Minerali: la Groenlandia per ora ha un’attività mineraria limitata – due sole miniere incentrate su terre rare e oro – ma si evidenzia molta attività di esplorazione e rilascio di licenze in virtù del notevole potenziale in termini di risorse naturali, inclusi molti metalli e minerali rari. Il paese detiene 25 dei 34 minerali critici indicati dalla Commissione Europea – spiegano da Coface – Tuttavia, considerato il clima sfavorevole e le temperature rigide molte ricerche hanno rilevato che sarebbe troppo oneroso estrarre la maggior parte delle risorse potenziali. Con la crescente capacità di adattamento e per evitare un’eccessiva dipendenza da alcuni paesi, in aggiunta all’aumento delle temperature, la prospettiva dell’estrazione mineraria in Groenlandia appare più favorevole. Tuttavia, queste prospettive sono limitate dalla politica interna, dopo l’introduzione nel 2021 da parte del governo una legislazione che prevede la fine del rilascio di nuove licenze per l’esplorazione di petrolio e gas, nonché una legislazione che vieta l’esplorazione e l’estrazione di uranio.
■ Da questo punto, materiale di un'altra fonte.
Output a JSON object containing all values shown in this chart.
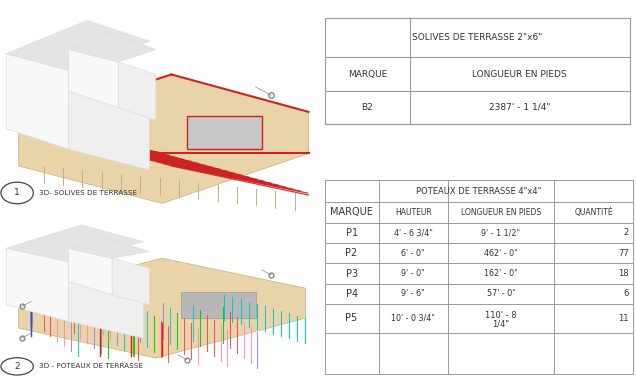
{
  "bg_color": "#ffffff",
  "label1_num": "1",
  "label1_text": "3D- SOLIVES DE TERRASSE",
  "label2_num": "2",
  "label2_text": "3D - POTEAUX DE TERRASSE",
  "table1_title": "SOLIVES DE TERRASSE 2\"x6\"",
  "table1_headers": [
    "MARQUE",
    "LONGUEUR EN PIEDS"
  ],
  "table1_data": [
    [
      "B2",
      "2387' - 1 1/4\""
    ]
  ],
  "table2_title": "POTEAUX DE TERRASSE 4\"x4\"",
  "table2_headers": [
    "MARQUE",
    "HAUTEUR",
    "LONGUEUR EN PIEDS",
    "QUANTITÉ"
  ],
  "table2_data": [
    [
      "P1",
      "4' - 6 3/4\"",
      "9' - 1 1/2\"",
      "2"
    ],
    [
      "P2",
      "6' - 0\"",
      "462' - 0\"",
      "77"
    ],
    [
      "P3",
      "9' - 0\"",
      "162' - 0\"",
      "18"
    ],
    [
      "P4",
      "9' - 6\"",
      "57' - 0\"",
      "6"
    ],
    [
      "P5",
      "10' - 0 3/4\"",
      "110' - 8\n1/4\"",
      "11"
    ]
  ],
  "border_color": "#999999",
  "text_color": "#333333",
  "img1_bg": "#f5f5f5",
  "img2_bg": "#f5f5f5"
}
Difesa: la Groenlandia è geograficamente parte del continente nordamericano e dista soli 2.000km dal Maine settentrionale e la stessa distanza dalla Russia continentale. Gli Stati Uniti dispongono già di una presenza militare nel paese, la base spaziale Pituffik (attualmente utilizzata per allerta e sorveglianza), attiva dal 1940.

Commercio: con le temperature in rapido aumento al Polo Nord, si prevede la nascita di nuove rotte commerciali che ridurrebbero di un terzo la durata del viaggio tra l’est asiatico e l’Europa. L’importanza geopolitica della Groenlandia è in aumento in quanto avrebbe voce in capitolo sull’utilizzo delle sue acque e quindi sul commercio globale.

… e quella politica

Il tema Groenlandia è ancora più attuale perché ad aprile si svolgeranno le elezioni politiche nel piccolo Paese, che conta circa 60mila abitanti.
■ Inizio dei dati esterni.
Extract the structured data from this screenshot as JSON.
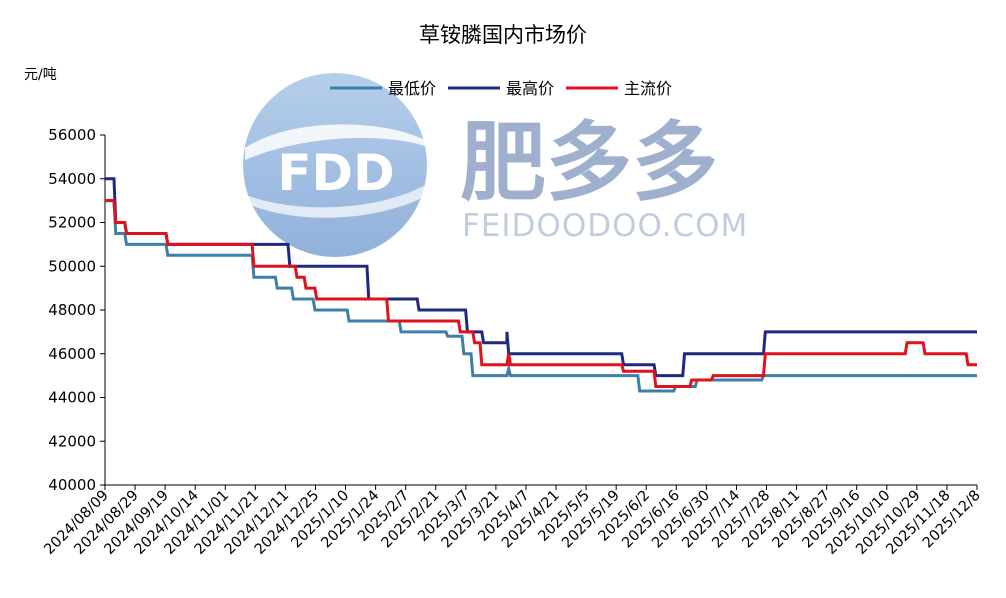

Le elezioni con ogni probabilità si focalizzeranno sul futuro del Paese e sulla eventuale indipendenza, come ha dichiarato anche l’attuale Primo Ministro, Múte B. Egede, del partito Inuit Ataqatigiit – partito socialista che punta all’indipendenza del Paese. “Nel suo discorso di fine anno, ha dichiarato che nel prossimo mandato potrebbe istituire una commissione per definire ciò che identifica un referendum legittimo, quale domanda deve essere presentata e la durata della campagna – ricordano gli esperti di Coface – Ciò fa eco a un’altra commissione per la costituzione del paese presentata ad aprile 2023 al parlamento regionale che sarà promulgata una volta raggiunta l’indipendenza. In pratica, una volta che la commissione referendaria ha stabilito le modalità di svolgimento del referendum, quest’ultimo può essere dichiarato. Se il risultato fosse favorevole all’indipendenza, il parlamento danese dovrà dare il proprio consenso, cosa che secondo le aspettative verrà rispettata dal momento che solo due partiti di minoranza hanno dichiarato l’intenzione di volersi opporre.
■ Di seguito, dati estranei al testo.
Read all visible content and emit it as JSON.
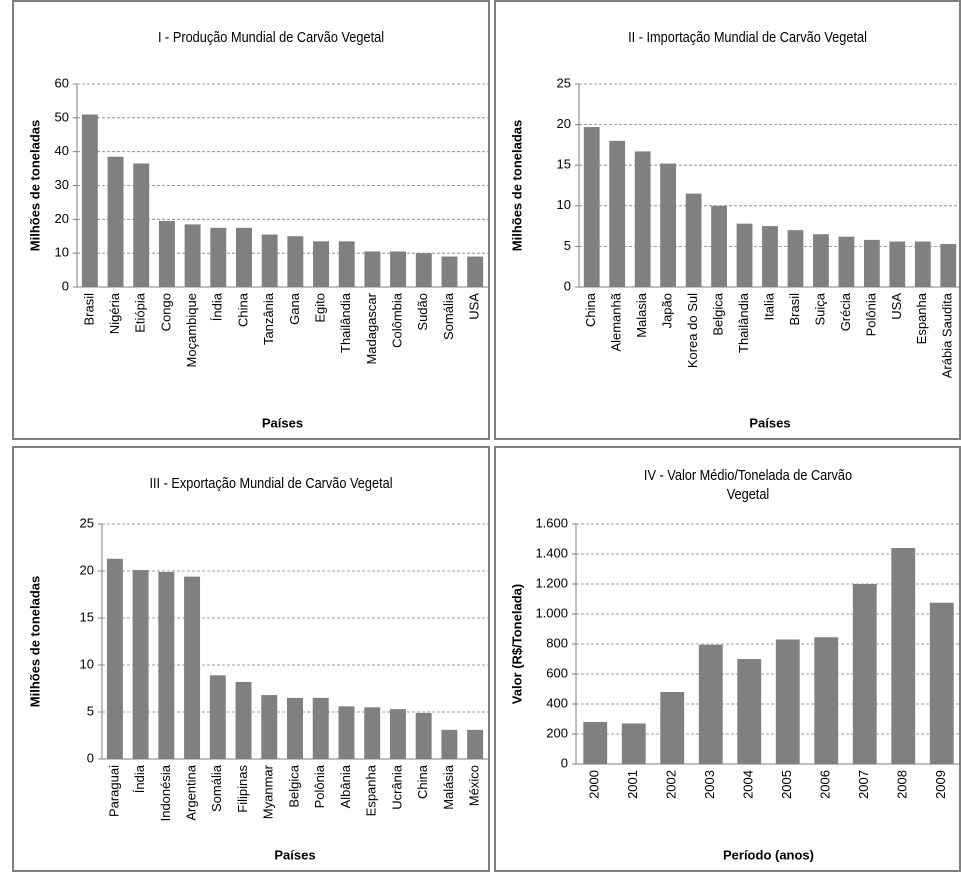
{
  "chart_data": [
    {
      "type": "bar",
      "title": "I - Produção Mundial de Carvão Vegetal",
      "y_label": "Milhões de toneladas",
      "x_label": "Países",
      "color": "#808080",
      "grid": true,
      "categories": [
        "Brasil",
        "Nigéria",
        "Etiópia",
        "Congo",
        "Moçambique",
        "Índia",
        "China",
        "Tanzânia",
        "Gana",
        "Egito",
        "Thailândia",
        "Madagascar",
        "Colômbia",
        "Sudão",
        "Somália",
        "USA"
      ],
      "values": [
        51,
        38.5,
        36.5,
        19.5,
        18.5,
        17.5,
        17.5,
        15.5,
        15,
        13.5,
        13.5,
        10.5,
        10.5,
        10,
        9,
        9
      ],
      "ylim": [
        0,
        60
      ],
      "yticks": [
        0,
        10,
        20,
        30,
        40,
        50,
        60
      ]
    },
    {
      "type": "bar",
      "title": "II - Importação Mundial de Carvão Vegetal",
      "y_label": "Milhões de toneladas",
      "x_label": "Países",
      "color": "#808080",
      "grid": true,
      "categories": [
        "China",
        "Alemanhã",
        "Malasia",
        "Japão",
        "Korea do Sul",
        "Belgica",
        "Thailândia",
        "Italia",
        "Brasil",
        "Suiça",
        "Grécia",
        "Polônia",
        "USA",
        "Espanha",
        "Arábia Saudita"
      ],
      "values": [
        19.7,
        18,
        16.7,
        15.2,
        11.5,
        10,
        7.8,
        7.5,
        7,
        6.5,
        6.2,
        5.8,
        5.6,
        5.6,
        5.3
      ],
      "ylim": [
        0,
        25
      ],
      "yticks": [
        0,
        5,
        10,
        15,
        20,
        25
      ]
    },
    {
      "type": "bar",
      "title": "III - Exportação Mundial de Carvão Vegetal",
      "y_label": "Milhões de toneladas",
      "x_label": "Países",
      "color": "#808080",
      "grid": true,
      "categories": [
        "Paraguai",
        "Índia",
        "Indonésia",
        "Argentina",
        "Somália",
        "Filipinas",
        "Myanmar",
        "Belgica",
        "Polônia",
        "Albânia",
        "Espanha",
        "Ucrânia",
        "China",
        "Malásia",
        "México"
      ],
      "values": [
        21.3,
        20.1,
        19.9,
        19.4,
        8.9,
        8.2,
        6.8,
        6.5,
        6.5,
        5.6,
        5.5,
        5.3,
        4.9,
        3.1,
        3.1
      ],
      "ylim": [
        0,
        25
      ],
      "yticks": [
        0,
        5,
        10,
        15,
        20,
        25
      ]
    },
    {
      "type": "bar",
      "title": "IV - Valor Médio/Tonelada de Carvão Vegetal",
      "y_label": "Valor  (R$/Tonelada)",
      "x_label": "Período (anos)",
      "color": "#808080",
      "grid": true,
      "categories": [
        "2000",
        "2001",
        "2002",
        "2003",
        "2004",
        "2005",
        "2006",
        "2007",
        "2008",
        "2009"
      ],
      "values": [
        280,
        270,
        480,
        795,
        700,
        830,
        845,
        1200,
        1440,
        1075
      ],
      "ylim": [
        0,
        1600
      ],
      "yticks": [
        0,
        200,
        400,
        600,
        800,
        {
          "value": 1000,
          "label": "1.000"
        },
        {
          "value": 1200,
          "label": "1.200"
        },
        {
          "value": 1400,
          "label": "1.400"
        },
        {
          "value": 1600,
          "label": "1.600"
        }
      ]
    }
  ]
}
Nel 2016 , il 64% dei residenti lo considerava “abbastanza importante”, ma in termini di tempistica la questione è più complicata. Ma nel 2017 quasi l’80% dei cittadini e dei politici ha dichiarato contrarietà all’indipendenza se avesse comportato un peggioramento della qualità di vita, cosa che potrebbe accadere se l’indipendenza significasse la fine del finanziamento a fondo perduto della Danimarca”.

Alla luce delle tante questioni irrisolte (dalla politica monetaria a considerazioni pratiche su manodopera, maggiori strutture per l’istruzione, ecc.., e on la commissione che necessita di concludere il proprio lavoro, è improbabile un referendum nel breve periodo (nei prossimi due anni) e anche successivamente permangono disaccordi su quando sarà condotto. Anche nel 2025, la maggior parte dei partiti non ha intenzione di fissare una data per il referendum, incluso il partito più favorevole all’indipendenza, Naleraq”.

“Un eventuale voto per l’indipendenza nel prossimo decennio solleva una questione fondamentale sul futuro della Groenlandia – concludono da Coface – Considerato il numero contenuto della popolazione, probabilmente dovrà dipendere da un paese più grande, sia che sia attraverso un accordo di libera associazione con la Danimarca, oppure con altri Paesi, come Stati Uniti o Cina”.